The "compile time" of the Java language is a process of uncertainty, as it may refer to the process of the front-end compiler turning a Java file into a class bytecode file, or a process in which the compiler (JIT) converts bytecode into machine code during the run of the virtual machine backend. The compile-time optimizations discussed below refer to the process by which the Javac compiler translates Java files into bytecode, while run-time optimizations refer to optimizations made by the JIT compiler.
compile-time optimizationThe virtual machine design team focuses on performance optimizations in the back-end instant compiler (JIT), so that class files that are not generated by the Javac compiler can also benefit from compiler optimizations. But Javac has done many optimizations for coding processes to improve programmer coding style and improve coding efficiency. Many of the new Java syntax features are implemented by the compiler's "syntactic sugar," rather than relying on the underlying improvements of the virtual machine to support it.

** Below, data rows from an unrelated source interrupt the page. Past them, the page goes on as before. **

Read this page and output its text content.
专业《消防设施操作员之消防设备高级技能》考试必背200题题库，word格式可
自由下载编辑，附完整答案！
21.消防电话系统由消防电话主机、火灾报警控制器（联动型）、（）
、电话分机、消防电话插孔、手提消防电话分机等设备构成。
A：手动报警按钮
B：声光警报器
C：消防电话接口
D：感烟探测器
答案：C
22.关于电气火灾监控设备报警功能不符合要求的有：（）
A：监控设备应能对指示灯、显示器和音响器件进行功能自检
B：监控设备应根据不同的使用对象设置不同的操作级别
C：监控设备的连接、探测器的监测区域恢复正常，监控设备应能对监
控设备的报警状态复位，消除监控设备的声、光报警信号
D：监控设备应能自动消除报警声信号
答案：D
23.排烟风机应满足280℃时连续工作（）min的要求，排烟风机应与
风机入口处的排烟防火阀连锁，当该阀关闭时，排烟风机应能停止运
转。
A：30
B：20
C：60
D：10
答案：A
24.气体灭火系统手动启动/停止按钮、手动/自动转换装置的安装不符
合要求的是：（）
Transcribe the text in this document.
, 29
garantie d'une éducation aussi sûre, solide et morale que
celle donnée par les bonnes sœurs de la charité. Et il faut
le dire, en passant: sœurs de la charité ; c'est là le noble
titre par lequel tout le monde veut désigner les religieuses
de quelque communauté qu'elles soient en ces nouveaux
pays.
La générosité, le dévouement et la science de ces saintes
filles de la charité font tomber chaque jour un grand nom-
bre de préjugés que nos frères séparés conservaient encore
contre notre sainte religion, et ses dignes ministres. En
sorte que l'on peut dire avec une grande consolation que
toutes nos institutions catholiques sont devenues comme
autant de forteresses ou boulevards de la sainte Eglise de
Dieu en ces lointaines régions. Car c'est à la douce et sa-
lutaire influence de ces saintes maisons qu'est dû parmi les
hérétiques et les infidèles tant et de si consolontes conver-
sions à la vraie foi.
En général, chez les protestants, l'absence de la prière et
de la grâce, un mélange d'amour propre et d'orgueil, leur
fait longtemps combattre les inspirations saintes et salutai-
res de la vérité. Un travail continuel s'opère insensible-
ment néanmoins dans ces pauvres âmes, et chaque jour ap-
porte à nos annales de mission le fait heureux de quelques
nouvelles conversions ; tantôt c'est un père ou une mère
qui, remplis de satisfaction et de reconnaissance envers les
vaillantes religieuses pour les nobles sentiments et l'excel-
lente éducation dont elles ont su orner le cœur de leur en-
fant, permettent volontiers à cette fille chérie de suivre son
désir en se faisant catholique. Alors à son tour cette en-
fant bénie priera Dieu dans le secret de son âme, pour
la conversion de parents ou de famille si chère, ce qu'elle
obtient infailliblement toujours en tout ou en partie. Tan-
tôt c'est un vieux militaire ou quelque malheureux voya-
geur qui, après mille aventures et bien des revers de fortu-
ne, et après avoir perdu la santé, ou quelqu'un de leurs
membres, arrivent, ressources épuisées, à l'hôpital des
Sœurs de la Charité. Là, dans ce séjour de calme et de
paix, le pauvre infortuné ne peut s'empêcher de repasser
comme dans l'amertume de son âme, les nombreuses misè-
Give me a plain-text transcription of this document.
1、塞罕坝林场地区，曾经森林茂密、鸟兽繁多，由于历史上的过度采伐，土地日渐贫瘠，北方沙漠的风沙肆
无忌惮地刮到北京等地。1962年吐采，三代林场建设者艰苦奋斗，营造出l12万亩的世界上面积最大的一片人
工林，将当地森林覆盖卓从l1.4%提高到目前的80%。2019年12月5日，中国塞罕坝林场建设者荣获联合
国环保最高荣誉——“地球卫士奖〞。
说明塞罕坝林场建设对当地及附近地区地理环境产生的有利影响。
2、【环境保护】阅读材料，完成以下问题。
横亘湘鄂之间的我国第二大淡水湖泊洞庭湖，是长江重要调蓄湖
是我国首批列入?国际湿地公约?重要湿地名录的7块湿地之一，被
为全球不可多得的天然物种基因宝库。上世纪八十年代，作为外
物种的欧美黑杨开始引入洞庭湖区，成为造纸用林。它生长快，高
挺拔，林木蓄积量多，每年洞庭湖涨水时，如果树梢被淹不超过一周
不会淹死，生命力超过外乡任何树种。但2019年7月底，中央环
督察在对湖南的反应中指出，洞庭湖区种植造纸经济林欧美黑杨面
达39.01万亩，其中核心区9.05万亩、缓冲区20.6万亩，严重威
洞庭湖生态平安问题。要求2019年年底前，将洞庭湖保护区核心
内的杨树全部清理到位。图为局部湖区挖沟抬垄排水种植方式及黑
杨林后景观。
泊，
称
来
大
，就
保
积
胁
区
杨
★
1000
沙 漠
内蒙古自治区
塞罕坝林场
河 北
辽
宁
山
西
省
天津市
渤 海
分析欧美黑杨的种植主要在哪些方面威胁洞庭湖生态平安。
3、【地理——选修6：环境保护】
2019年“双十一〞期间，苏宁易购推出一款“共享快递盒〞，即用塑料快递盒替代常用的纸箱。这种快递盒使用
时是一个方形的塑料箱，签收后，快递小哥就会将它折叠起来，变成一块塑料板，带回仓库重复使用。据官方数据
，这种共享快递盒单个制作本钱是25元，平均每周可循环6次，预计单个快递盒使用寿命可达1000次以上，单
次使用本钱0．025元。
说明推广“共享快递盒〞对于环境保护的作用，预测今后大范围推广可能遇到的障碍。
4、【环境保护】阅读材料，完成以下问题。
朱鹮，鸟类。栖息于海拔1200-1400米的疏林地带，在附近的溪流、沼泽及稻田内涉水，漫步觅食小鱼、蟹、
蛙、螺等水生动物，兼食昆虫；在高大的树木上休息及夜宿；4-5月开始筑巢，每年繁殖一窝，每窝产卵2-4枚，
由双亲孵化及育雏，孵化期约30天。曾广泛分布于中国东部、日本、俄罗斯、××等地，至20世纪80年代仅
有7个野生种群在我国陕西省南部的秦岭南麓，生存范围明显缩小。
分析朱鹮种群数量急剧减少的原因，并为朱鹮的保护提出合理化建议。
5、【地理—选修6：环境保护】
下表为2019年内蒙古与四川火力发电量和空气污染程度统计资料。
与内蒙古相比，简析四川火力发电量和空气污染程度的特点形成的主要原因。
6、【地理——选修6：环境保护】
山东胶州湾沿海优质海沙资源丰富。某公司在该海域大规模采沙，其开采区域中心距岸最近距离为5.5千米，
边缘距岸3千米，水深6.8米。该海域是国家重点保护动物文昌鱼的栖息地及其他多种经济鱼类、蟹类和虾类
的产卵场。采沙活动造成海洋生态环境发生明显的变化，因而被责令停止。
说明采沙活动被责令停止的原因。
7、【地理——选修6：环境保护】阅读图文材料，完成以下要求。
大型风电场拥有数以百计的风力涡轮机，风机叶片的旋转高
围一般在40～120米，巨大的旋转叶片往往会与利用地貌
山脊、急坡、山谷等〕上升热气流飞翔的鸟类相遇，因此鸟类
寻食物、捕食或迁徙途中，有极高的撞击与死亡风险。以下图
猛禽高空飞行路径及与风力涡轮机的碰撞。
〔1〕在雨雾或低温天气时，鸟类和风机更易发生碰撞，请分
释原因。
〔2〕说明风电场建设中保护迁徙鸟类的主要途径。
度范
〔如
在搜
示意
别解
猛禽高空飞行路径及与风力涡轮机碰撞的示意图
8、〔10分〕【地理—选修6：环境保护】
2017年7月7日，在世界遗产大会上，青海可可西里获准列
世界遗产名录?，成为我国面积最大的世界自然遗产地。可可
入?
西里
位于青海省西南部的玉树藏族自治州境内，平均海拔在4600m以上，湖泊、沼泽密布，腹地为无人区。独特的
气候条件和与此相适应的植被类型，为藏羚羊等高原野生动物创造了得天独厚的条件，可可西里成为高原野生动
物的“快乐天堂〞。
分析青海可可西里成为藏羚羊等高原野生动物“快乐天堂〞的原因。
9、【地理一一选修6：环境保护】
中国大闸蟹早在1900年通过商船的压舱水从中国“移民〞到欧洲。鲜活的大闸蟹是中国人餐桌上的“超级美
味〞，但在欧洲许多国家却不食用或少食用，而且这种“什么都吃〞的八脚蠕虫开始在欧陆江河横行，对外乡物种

As a result, the optimization process of the instant compiler in Java is more important to the running of the program, while the front-end compiler's optimization process during the compilation period is more relevant to program coding. The compilation process of the Javac compiler can be broadly divided into three steps:
1. Parsing and filling the symbol table process;
2. The annotation processing process of the Insert annotation processor;
3. Semantic analysis and bytecode generation process. The following are introduced separately.
parse and fill the symbol table;The resolution step contains
lexical analysis and grammatical analysisTwo procedures, the first lexical analysis is to transform the source code character stream into a token collection (token), and then the parsing is based on the token sequence to construct an abstract syntax tree (a tree-like representation of the syntax structure of the program code). After you complete the lexical analysis and parsing, the next step is to
Fill Symbol Table, the symbol table is a set of symbolic address and symbolic information forms, the information registered in the symbol table will be used at different stages of compilation (such as the semantic analysis of the contents of the symbol table is used for semantic inspection and generation of intermediate code, the target code generation phase when the symbol name for the address assignment, the symbol table is the basis of the address assignment)
annotation processing for the plug-in annotation processor:The plug-in annotation processor can be seen as a set of compiler plugins in which any element in the abstract syntax tree can be read, modified, and added. If these plug-ins modify the syntax tree during annotation processing, the compiler willback to parsing and filling symbol table process re-processingUntil all the plug-in annotation processors have not modified the syntax tree.
semantic analysis and bytecode generation process:After parsing, the compiler obtains the program code Abstract Syntax tree representation, the syntax tree can represent the structure correct source program abstraction, but cannot guarantee the source program conforms to the logic, but the semantic analysis mainly is constructs the correct source program to carry on the context nature inspection.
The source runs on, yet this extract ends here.